Over the next five weeks, we'll be running a series called "Getting to know the board", publishing blog posts from each member of the Rust Foundation Board of Directors, introducing them to the community. You can view the posts in this series here.
Hello, Rust community! My name is Tyler Mandry, and I’m excited to serve as the project director for quality on the board of the Rust Foundation.
My journey with Rust started about five years ago. I was what you might call a reluctant enthusiast. I love learning new ways of doing things, but I’m also somewhat skeptical of “new tech hype.” At the time, I worked in high-performance computing. Eventually I realized a huge portion of our time was spent chasing down bugs, like segfaults and data races, that were difficult to reproduce and could never have existed in a language like Rust.
Feeling the pain on a daily basis that Rust promised to prevent was what finally got me interested. But what got me hooked – and inspired me to contribute – was the thoughtfulness and openness of the project itself. The technical decisions were all made in the open, and it was plain that everyone cared deeply about making Rust the best it could be. No one knew me in the Rust community, but I was able to join a working group and contribute changes right away.
In 2019 I joined Google to work on the Fuchsia operating system, supporting Rust development, and I began leading the Rust on Fuchsia team in early 2020. I’ve contributed a number of things in my time here like async/await compiler optimizations, mentored work like source-based code coverage, and lead the async foundations working group.
What else should you know about me? Well, when I’m not in front of a computer I’m often on my bike, most likely listening to a podcast. I just began learning to play piano – ask me how that’s going in six months.
The road ahead #
Looking around, it’s becoming clear that Rust will play a big role in how we write software over the next 5-10 years – or more. Reliability, efficiency, and productivity is a combination that will be in demand for a long time to come. I’m extremely excited to see more and more developers learning Rust every day.
I see the establishment of a Rust foundation as a major step forward in the maturity of the project, not unlike what releasing Rust 1.0 meant for the language itself. Starting a foundation makes the project more sustainable and unlocks a lot of new possibilities. I think the next two years will involve “unlearning” all the things we thought we couldn’t do, but now can thanks to dedicated funding.
So, what can the foundation do to improve quality? I have specific ideas, but I think it’s most important that the project first has an accurate, comprehensive, detailed, and up-to-date view of how it’s doing. So this year, I’d like to begin by helping Rust contributors fix blind spots like where there are gaps in documentation and compiler errors, with the ability to measure changes over time. Another thing we don’t monitor is how compiled code actually performs; the compiler team has wanted this for a long time, and the Foundation could help make it happen. Finally, it’d be nice to have more visibility into changes in dependencies, like LLVM and system runtime libraries, and how that could affect our pace of development.

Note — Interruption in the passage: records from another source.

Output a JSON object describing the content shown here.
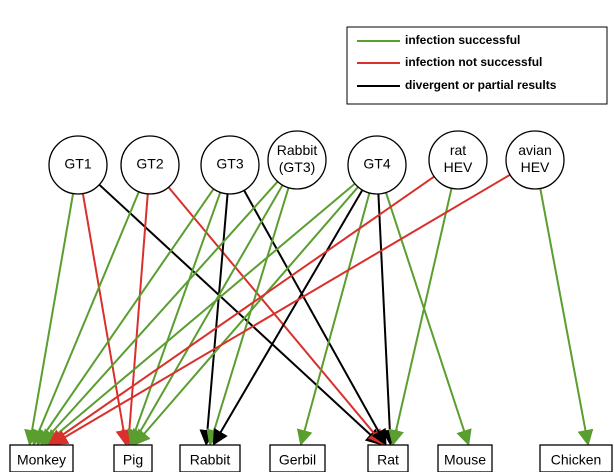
{
  "legend": {
    "items": [
      "infection successful",
      "infection not successful",
      "divergent or partial results"
    ]
  },
  "sources": [
    [
      "GT1"
    ],
    [
      "GT2"
    ],
    [
      "GT3"
    ],
    [
      "Rabbit",
      "(GT3)"
    ],
    [
      "GT4"
    ],
    [
      "rat",
      "HEV"
    ],
    [
      "avian",
      "HEV"
    ]
  ],
  "hosts": [
    "Monkey",
    "Pig",
    "Rabbit",
    "Gerbil",
    "Rat",
    "Mouse",
    "Chicken"
  ]
}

This is certainly ambitious, and I don’t expect it all to happen overnight. But I think the project will benefit greatly from making more informed decisions, and I hope this will allow Rust to continue the impressive trajectory it’s had so far.
It’s been a joy to work on Rust, and I get the sense that we’re all just getting started. I’m looking forward to what the Rust project, including the foundation, will do in 2021 and beyond. I hope you are too.
: That’s not to say that the language we were using at the time caused the problems, just that it failed to prevent them! : And in a year, but that seems too distant to motivate me today. This is the biggest accountability stunt I’ve pulled by far.